Relative chromosome Y expression (Ry) shown as a function of age for 12 cancer studies from The Cancer Genome Atlas. The figure shows tumor (black) and normal samples (blue). Samples with loss of chromosome Y (LOY), obtained from genotype intensity data, are shown in red triangles. Samples with extreme downregulation of chromosome Y gene expression (EDY) (green triangles) are those with low values of Ry relative to samples with no chromosome Y losses or gains. Although EDY and LOY status overlap, numerous individuals are observed with LOY but no EDY, particularly those with high values of Ry. Normal samples consistently have high Ry values across studies.

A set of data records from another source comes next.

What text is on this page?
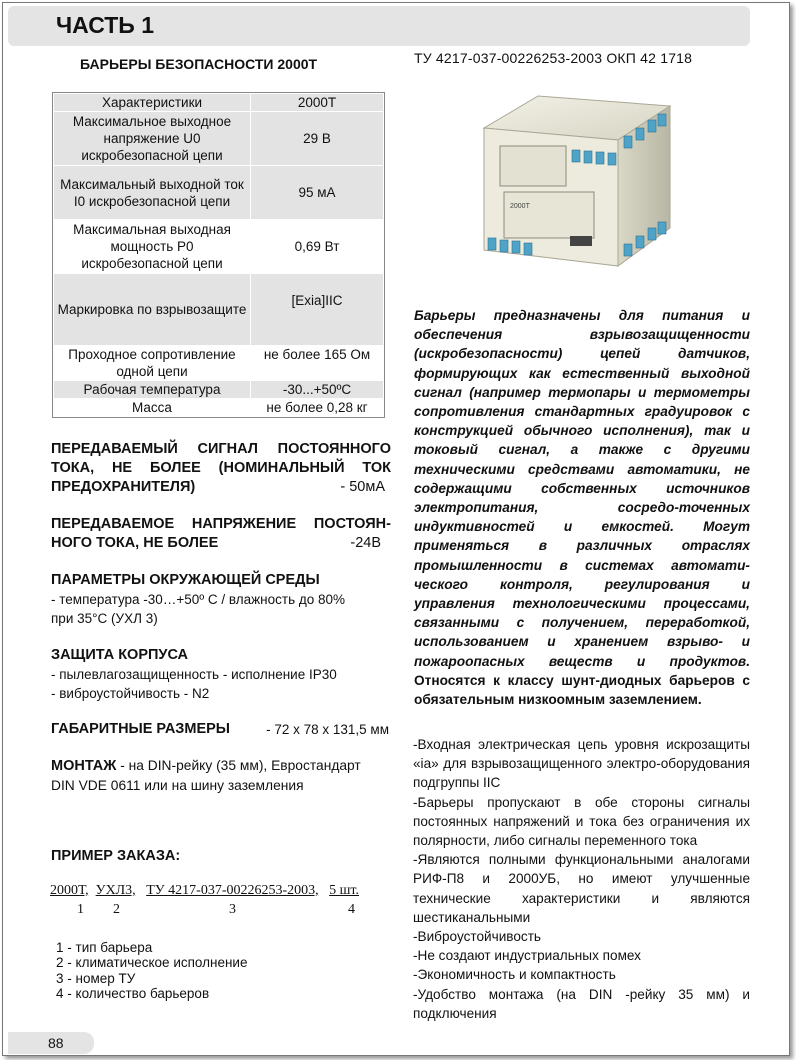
ЧАСТЬ 1
БАРЬЕРЫ БЕЗОПАСНОСТИ 2000Т	ТУ 4217-037-00226253-2003 ОКП 42 1718
Характеристики	2000Т
Максимальное выходное напряжение U0 искробезопасной цепи	29 В
Максимальный выходной ток I0 искробезопасной цепи	95 мА
Максимальная выходная мощность P0 искробезопасной цепи	0,69 Вт
Маркировка по взрывозащите	[Exia]IIC
Проходное сопротивление одной цепи	не более 165 Ом
Рабочая температура	-30...+50ºC
Масса	не более 0,28 кг
ПЕРЕДАВАЕМЫЙ СИГНАЛ ПОСТОЯННОГО ТОКА, НЕ БОЛЕЕ (НОМИНАЛЬНЫЙ ТОК ПРЕДОХРАНИТЕЛЯ)	- 50мА
ПЕРЕДАВАЕМОЕ НАПРЯЖЕНИЕ ПОСТОЯН-НОГО ТОКА, НЕ БОЛЕЕ	-24В
ПАРАМЕТРЫ ОКРУЖАЮЩЕЙ СРЕДЫ
- температура -30…+50º С / влажность до 80%
при 35°С (УХЛ 3)
ЗАЩИТА КОРПУСА
- пылевлагозащищенность - исполнение IP30
- виброустойчивость - N2
ГАБАРИТНЫЕ РАЗМЕРЫ	- 72 х 78 х 131,5 мм
МОНТАЖ - на DIN-рейку (35 мм), Евростандарт
DIN VDE 0611 или на шину заземления
2000Т
Барьеры предназначены для питания и обеспечения взрывозащищенности (искробезопасности) цепей датчиков, формирующих как естественный выходной сигнал (например термопары и термометры сопротивления стандартных градуировок с конструкцией обычного исполнения), так и токовый сигнал, а также с другими техническими средствами автоматики, не содержащими собственных источников электропитания, сосредо-точенных индуктивностей и емкостей. Могут применяться в различных отраслях промышленности в системах автомати-ческого контроля, регулирования и управления технологическими процессами, связанными с получением, переработкой, использованием и хранением взрыво- и пожароопасных веществ и продуктов. Относятся к классу шунт-диодных барьеров с обязательным низкоомным заземлением.
-Входная электрическая цепь уровня искрозащиты «ia» для взрывозащищенного электро-оборудования подгруппы IIC
-Барьеры пропускают в обе стороны сигналы постоянных напряжений и тока без ограничения их полярности, либо сигналы переменного тока
-Являются полными функциональными аналогами РИФ-П8 и 2000УБ, но имеют улучшенные технические характеристики и являются шестиканальными
-Виброустойчивость
-Не создают индустриальных помех
-Экономичность и компактность
-Удобство монтажа (на DIN -рейку 35 мм) и подключения
ПРИМЕР ЗАКАЗА:
2000Т, УХЛ3, ТУ 4217-037-00226253-2003, 5 шт.
1 2	3	4
1 - тип барьера
2 - климатическое исполнение
3 - номер ТУ
4 - количество барьеров
88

Transcriptome-wide analyses in tumor samples revealed that the transcription levels of DDX3Y, EIF1AY, KDM5D, RPS4Y1, UTY, and ZFY were statistically significantly downregulated across all 12 cancers. Their joint downregulation explained 89% of EDY’s variability and 88% of LOY’s variability (Supplementary Figure 3, available online). Interestingly, these genes have four remarkable features. First, they are located in pairs in three distant regions of the nonrecombinant region of Y (NRY) (Yp11.31: from Mb 2.7 to Mb 2.9 / Yq11.21: from Mb 15.0 to Mb 15.6 / Yq11.22: from Mb 21.8 to Mb 22.9), suggesting that they may share regulatory elements. Second, the genes encode proteins with important functions in cell cycle regulation: helicase (DDX3Y), translation initiation (EIF1AY), histone demethylation (KDM5D and UTY/KDM6C), transcriptional activation (ZFY), and ribosomal assembly (RPS4Y1). Third, these genes have homologs (DDX3X, EIF1AX, KDM5C, KDM6A/UTX) on the X chromosome that escape X-inactivation. And fourth, male-biased loss-of-function (LoF) somatic mutations have been found in four of the X chromosome homologs of these genes across many cancers (26). In line with this last feature, we observed that LoF mutations in the four X chromosome homologs co-occurred with LOY (OR = 3.59, 95% CI = 1.57 to 8.18, P = .002) and EDY (OR = 2.82, 95% CI = 1.32 to 6.01, P = .007) during cancer.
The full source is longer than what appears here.